La fine dell’era Merkel ha privato l’Europa di una guida e il trionfo delle destre filo-trumpiane rende tutto più difficile. Senza una leadership e con franchi tiratori interni, resistere alla spinta di Donald Trump all’unità continentale diventa difficile. Fu difficile allora, con la Brexit, la quale rappresenta l’esempio più lampante di come le forze anti-europeiste siano così forti da cambiare le sorti del continente. Tra l’altro, all’epoca, Trump non era stato ancora eletto presidente.
L’Europa, agli occhi del Tycoon, non è un’alleata. O meglio, lo è soltanto nella misura in cui sia intenzionata ad adeguarsi ai desiderata degli Stati Uniti. Il mondo che si schiude a tale visione del mondo – una sorta di “dottrina Trump” o “Realpolitik trumpiana” – le tre categorie con cui è possibile approcciarvisi sono: alterità, subalternità e competizione.

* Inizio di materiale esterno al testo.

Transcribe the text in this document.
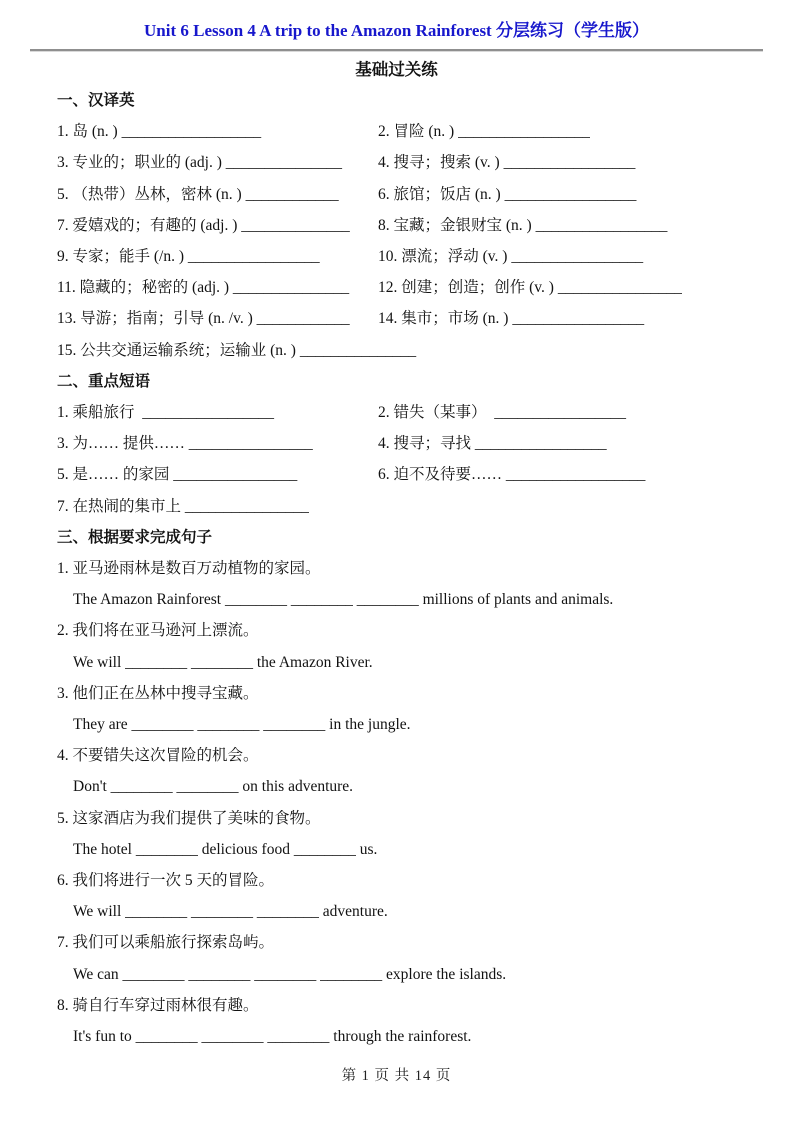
Unit 6 Lesson 4 A trip to the Amazon Rainforest 分层练习（学生版）
基础过关练
一、汉译英
1. 岛 (n. ) __________________	2. 冒险 (n. ) _________________
3. 专业的；职业的 (adj. ) _______________	4. 搜寻；搜索 (v. ) _________________
5. （热带）丛林，密林 (n. ) ____________	6. 旅馆；饭店 (n. ) _________________
7. 爱嬉戏的；有趣的 (adj. ) ______________	8. 宝藏；金银财宝 (n. ) _________________
9. 专家；能手 (/n. ) _________________	10. 漂流；浮动 (v. ) _________________
11. 隐藏的；秘密的 (adj. ) _______________	12. 创建；创造；创作 (v. ) ________________
13. 导游；指南；引导 (n. /v. ) ____________	14. 集市；市场 (n. ) _________________
15. 公共交通运输系统；运输业 (n. ) _______________
二、重点短语
1. 乘船旅行  _________________	2. 错失（某事）  _________________
3. 为…… 提供…… ________________	4. 搜寻；寻找 _________________
5. 是…… 的家园 ________________	6. 迫不及待要…… __________________
7. 在热闹的集市上 ________________
三、根据要求完成句子
1. 亚马逊雨林是数百万动植物的家园。
The Amazon Rainforest ________ ________ ________ millions of plants and animals.
2. 我们将在亚马逊河上漂流。
We will ________ ________ the Amazon River.
3. 他们正在丛林中搜寻宝藏。
They are ________ ________ ________ in the jungle.
4. 不要错失这次冒险的机会。
Don't ________ ________ on this adventure.
5. 这家酒店为我们提供了美味的食物。
The hotel ________ delicious food ________ us.
6. 我们将进行一次 5 天的冒险。
We will ________ ________ ________ adventure.
7. 我们可以乘船旅行探索岛屿。
We can ________ ________ ________ ________ explore the islands.
8. 骑自行车穿过雨林很有趣。
It's fun to ________ ________ ________ through the rainforest.
第 1 页 共 14 页
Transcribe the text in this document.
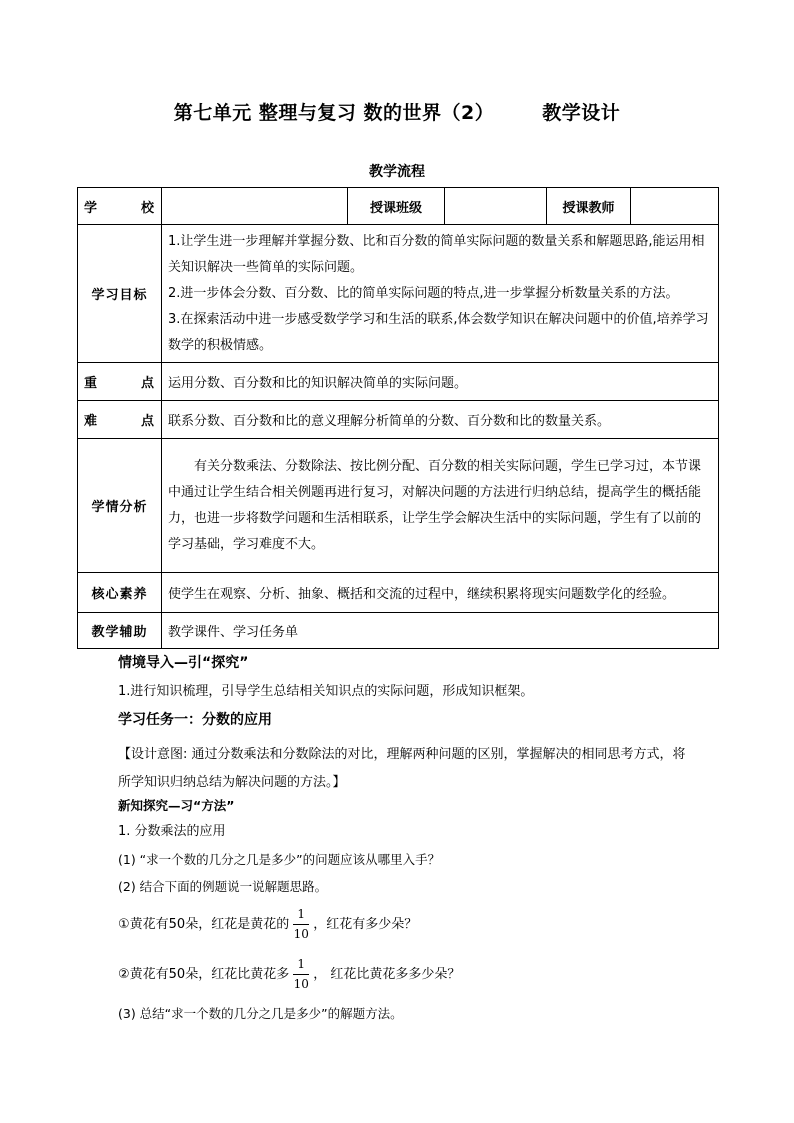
第七单元 整理与复习 数的世界（2）	教学设计
教学流程
学　　校		授课班级		授课教师	
学习目标	1.让学生进一步理解并掌握分数、比和百分数的简单实际问题的数量关系和解题思路,能运用相关知识解决一些简单的实际问题。

2.进一步体会分数、百分数、比的简单实际问题的特点,进一步掌握分析数量关系的方法。

3.在探索活动中进一步感受数学学习和生活的联系,体会数学知识在解决问题中的价值,培养学习数学的积极情感。				

重　　点	运用分数、百分数和比的知识解决简单的实际问题。				
难　　点	联系分数、百分数和比的意义理解分析简单的分数、百分数和比的数量关系。				
学情分析	有关分数乘法、分数除法、按比例分配、百分数的相关实际问题，学生已学习过，本节课中通过让学生结合相关例题再进行复习，对解决问题的方法进行归纳总结，提高学生的概括能力，也进一步将数学问题和生活相联系，让学生学会解决生活中的实际问题，学生有了以前的学习基础，学习难度不大。				

核心素养	使学生在观察、分析、抽象、概括和交流的过程中，继续积累将现实问题数学化的经验。				
教学辅助	教学课件、学习任务单				
情境导入—引“探究”
1.进行知识梳理，引导学生总结相关知识点的实际问题，形成知识框架。
学习任务一：分数的应用
【设计意图: 通过分数乘法和分数除法的对比，理解两种问题的区别，掌握解决的相同思考方式，将所学知识归纳总结为解决问题的方法。】
新知探究—习“方法”
1. 分数乘法的应用
(1) “求一个数的几分之几是多少”的问题应该从哪里入手？
(2) 结合下面的例题说一说解题思路。
①黄花有50朵，红花是黄花的 $\frac{1}{10}$ ，红花有多少朵？
②黄花有50朵，红花比黄花多 $\frac{1}{10}$ ， 红花比黄花多多少朵？
(3) 总结“求一个数的几分之几是多少”的解题方法。
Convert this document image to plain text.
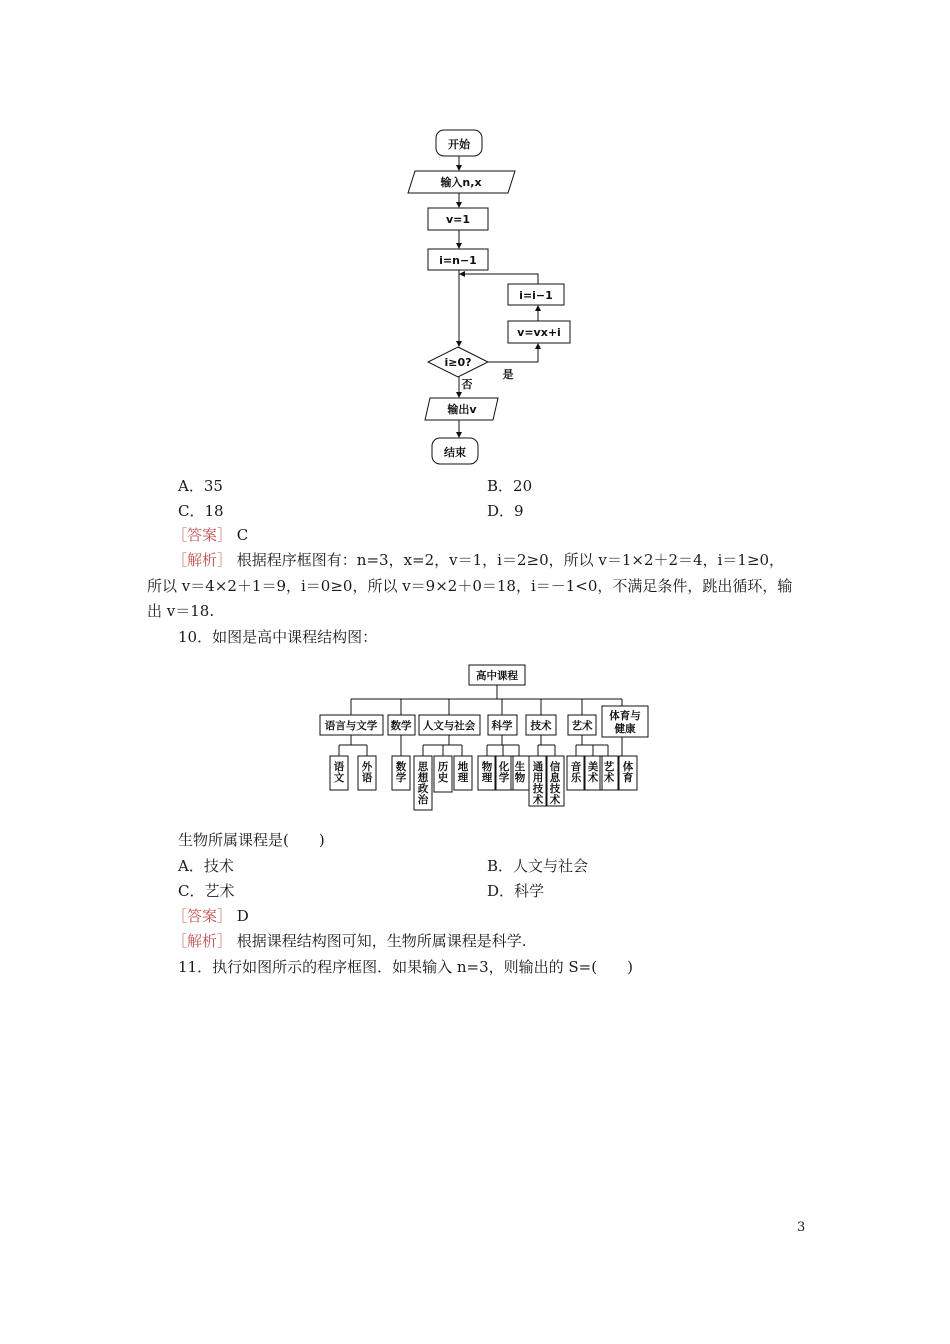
开始
输入n,x
v=1
i=n−1
i=i−1
v=vx+i
i≥0?
是
否
输出v
结束
A．35	B．20
C．18	D．9
［答案］ C
［解析］ 根据程序框图有：n=3，x=2，v＝1，i＝2≥0，所以 v＝1×2＋2＝4，i＝1≥0，
所以 v＝4×2＋1＝9，i＝0≥0，所以 v＝9×2＋0＝18，i＝－1<0，不满足条件，跳出循环，输
出 v＝18.
10．如图是高中课程结构图：
高中课程
语言与文学 数学 人文与社会 科学 技术 艺术
体育与健康
语文
外语
数学
思想政治
历史
地理
物理
化学
生物
通用技术
信息技术
音乐
美术
艺术
体育
生物所属课程是(　　)
A．技术	B．人文与社会
C．艺术	D．科学
［答案］ D
［解析］ 根据课程结构图可知，生物所属课程是科学.
11．执行如图所示的程序框图．如果输入 n=3，则输出的 S=(　　)
3
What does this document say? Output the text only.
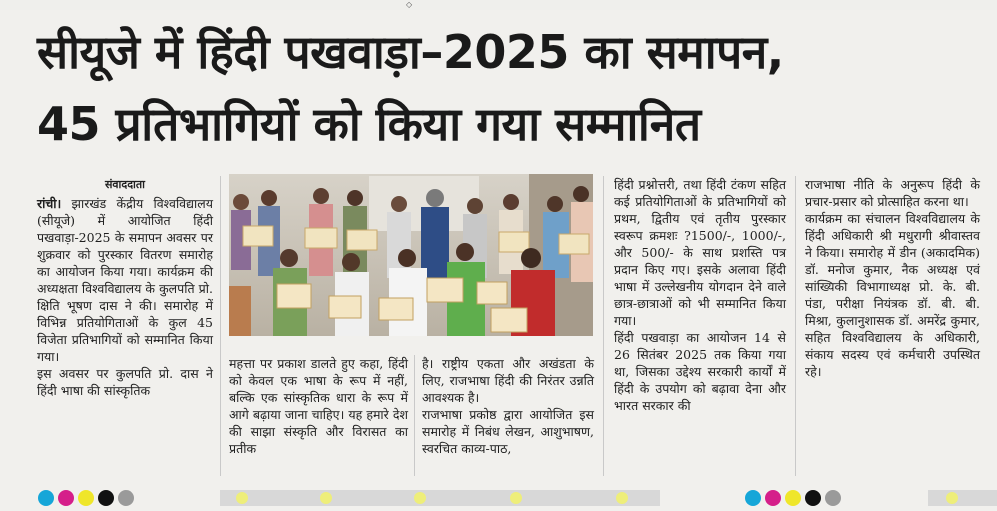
◇
सीयूजे में हिंदी पखवाड़ा–2025 का समापन,
45 प्रतिभागियों को किया गया सम्मानित
संवाददाता

रांची। झारखंड केंद्रीय विश्वविद्यालय (सीयूजे) में आयोजित हिंदी पखवाड़ा-2025 के समापन अवसर पर शुक्रवार को पुरस्कार वितरण समारोह का आयोजन किया गया। कार्यक्रम की अध्यक्षता विश्वविद्यालय के कुलपति प्रो. क्षिति भूषण दास ने की। समारोह में विभिन्न प्रतियोगिताओं के कुल 45 विजेता प्रतिभागियों को सम्मानित किया गया।

इस अवसर पर कुलपति प्रो. दास ने हिंदी भाषा की सांस्कृतिक

महत्ता पर प्रकाश डालते हुए कहा, हिंदी को केवल एक भाषा के रूप में नहीं, बल्कि एक सांस्कृतिक धारा के रूप में आगे बढ़ाया जाना चाहिए। यह हमारे देश की साझा संस्कृति और विरासत का प्रतीक

है। राष्ट्रीय एकता और अखंडता के लिए, राजभाषा हिंदी की निरंतर उन्नति आवश्यक है।

राजभाषा प्रकोष्ठ द्वारा आयोजित इस समारोह में निबंध लेखन, आशुभाषण, स्वरचित काव्य-पाठ,

हिंदी प्रश्नोत्तरी, तथा हिंदी टंकण सहित कई प्रतियोगिताओं के प्रतिभागियों को प्रथम, द्वितीय एवं तृतीय पुरस्कार स्वरूप क्रमशः ?1500/-, 1000/-, और 500/- के साथ प्रशस्ति पत्र प्रदान किए गए। इसके अलावा हिंदी भाषा में उल्लेखनीय योगदान देने वाले छात्र-छात्राओं को भी सम्मानित किया गया।

हिंदी पखवाड़ा का आयोजन 14 से 26 सितंबर 2025 तक किया गया था, जिसका उद्देश्य सरकारी कार्यों में हिंदी के उपयोग को बढ़ावा देना और भारत सरकार की

राजभाषा नीति के अनुरूप हिंदी के प्रचार-प्रसार को प्रोत्साहित करना था।

कार्यक्रम का संचालन विश्वविद्यालय के हिंदी अधिकारी श्री मधुरागी श्रीवास्तव ने किया। समारोह में डीन (अकादमिक) डॉ. मनोज कुमार, नैक अध्यक्ष एवं सांख्यिकी विभागाध्यक्ष प्रो. के. बी. पंडा, परीक्षा नियंत्रक डॉ. बी. बी. मिश्रा, कुलानुशासक डॉ. अमरेंद्र कुमार, सहित विश्वविद्यालय के अधिकारी, संकाय सदस्य एवं कर्मचारी उपस्थित रहे।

Il Presidente ha apertamente denunciato, assieme al suo vice, l’alterità europea attaccando gli stati continentali e accusandoli – tra le altre cose – di essere pavidi di fronte alle “legittime richieste” di un contributo maggiore, dal punto di vista militare, nella NATO. Gli USA si sono sempre fatti carico della difesa europea, con ben 90mila soldati schierati nel continente e, nella visione di Trump, l’ingratitudine europea di fronte a richieste considerate legittime è uno schiaffo morale alla “disponibilità” americana. La subalternità, invece, si articola nell’imposizione degli oneri della ricostruzione dell’Ucraina, molto probabilmente amputata di alcuni suoi territori, e della sue garanzie securitarie (da garantire con il dispiegamento di forze militari). Entrambe questioni di cui gli Stati Uniti non vogliono farsi carico.
I dazi come leva politica
La competizione si consuma, invece, con i dazi. Si tratta delle vere e proprie ritorsioni che, in teoria, dovrebbero servire a riequilibrare la bilancia commerciale import-export, enormemente sproporzionata a favore dei Paesi europei. Tutte le analisi economiche ritengono che con l’imposizione di queste ritorsioni commerciali a perderci sarebbero anche gli americani. I produttori esteri potrebbero ridurre i listini dei beni per mantenere quote di mercato, gli americani potrebbero aumentare i prezzi a causa dell’aumento del costo dei componenti importati e perché dovrebbero sostenere i costi della produzione locale. Il rischio inflazionistico sarebbe dietro l’angolo, così come quello di una recessione. Uno scenario non proprio auspicabile per l’economia americana. Un’eventuale guerra commerciale con mezzo mondo sarebbe catastrofica per tutti, dunque. Anche per Trump.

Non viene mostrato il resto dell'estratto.